High-Performance Nonfused Ring Electron Acceptors with Well-Controlled Branching Position of the Alkoxy Side Chain

Side-chain engineering has a profound impact on regulating the properties of the acceptors such as aggregation behavior, solubilities, charge transport, blend film morphology, etc. In this work, we designed and synthesized three nonfused ring electron acceptors (NFREAs), XY-OC24, XY-OC6, and XY-OC2C4, through precise adjustment of the alkyl chain's branching degree and position.
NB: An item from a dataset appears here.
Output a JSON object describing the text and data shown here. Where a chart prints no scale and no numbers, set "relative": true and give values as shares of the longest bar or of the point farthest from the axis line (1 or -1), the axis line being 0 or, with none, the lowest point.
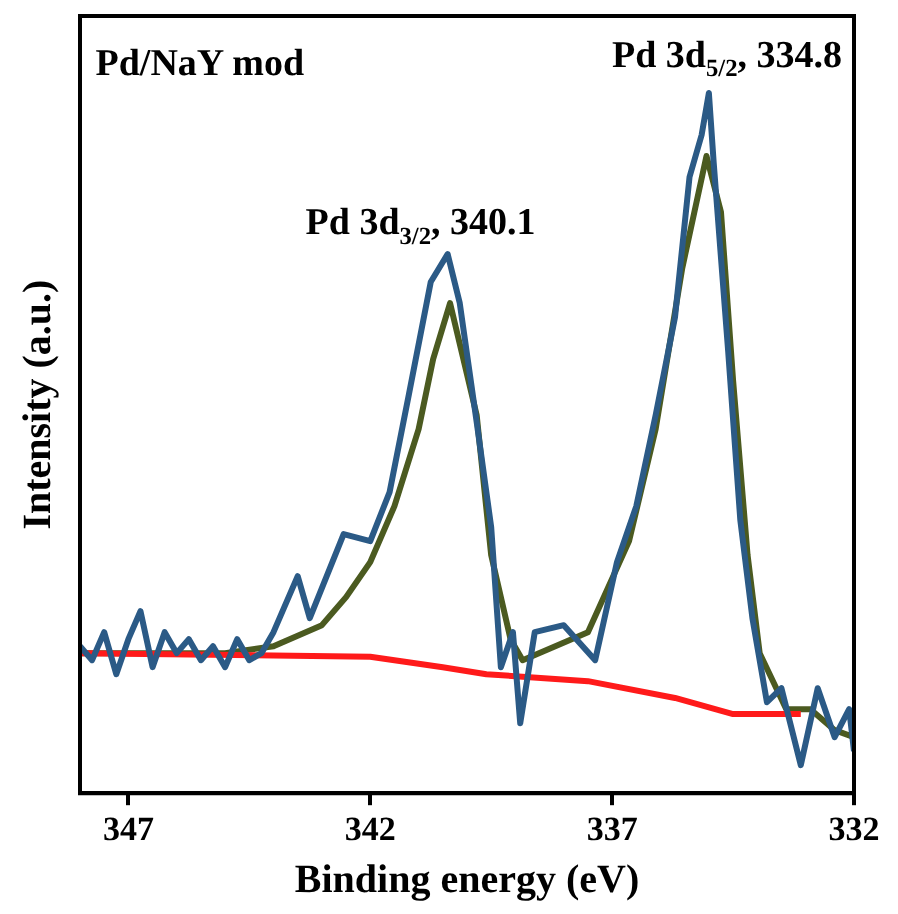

These acceptors carry a diphenylamine unit at one side and hexyl-, 2-ethylhexyl, and 3-heptyl-based alkoxy side chains at the opposite side of the molecular backbone. Consequently, due to the greater steric hindrance afforded by alkoxy side chains, XY-OC24 demonstrates enhanced solubility, and the corresponding blend film displays reduced domain sizes, a bicontinuous fibrous interpenetrating network, and predominant face-on orientation. These characteristics collectively facilitate charge transport, suppress recombination, and improve charge extraction, enabling XY-OC24 organic solar cells (OSCs) to achieve a high power conversion efficiency of 16.29%. This study provides critical insights into NFREA design, elucidating the working mechanisms through which side-chain engineering optimizes the morphology and device performance, thereby advancing the OSC technology.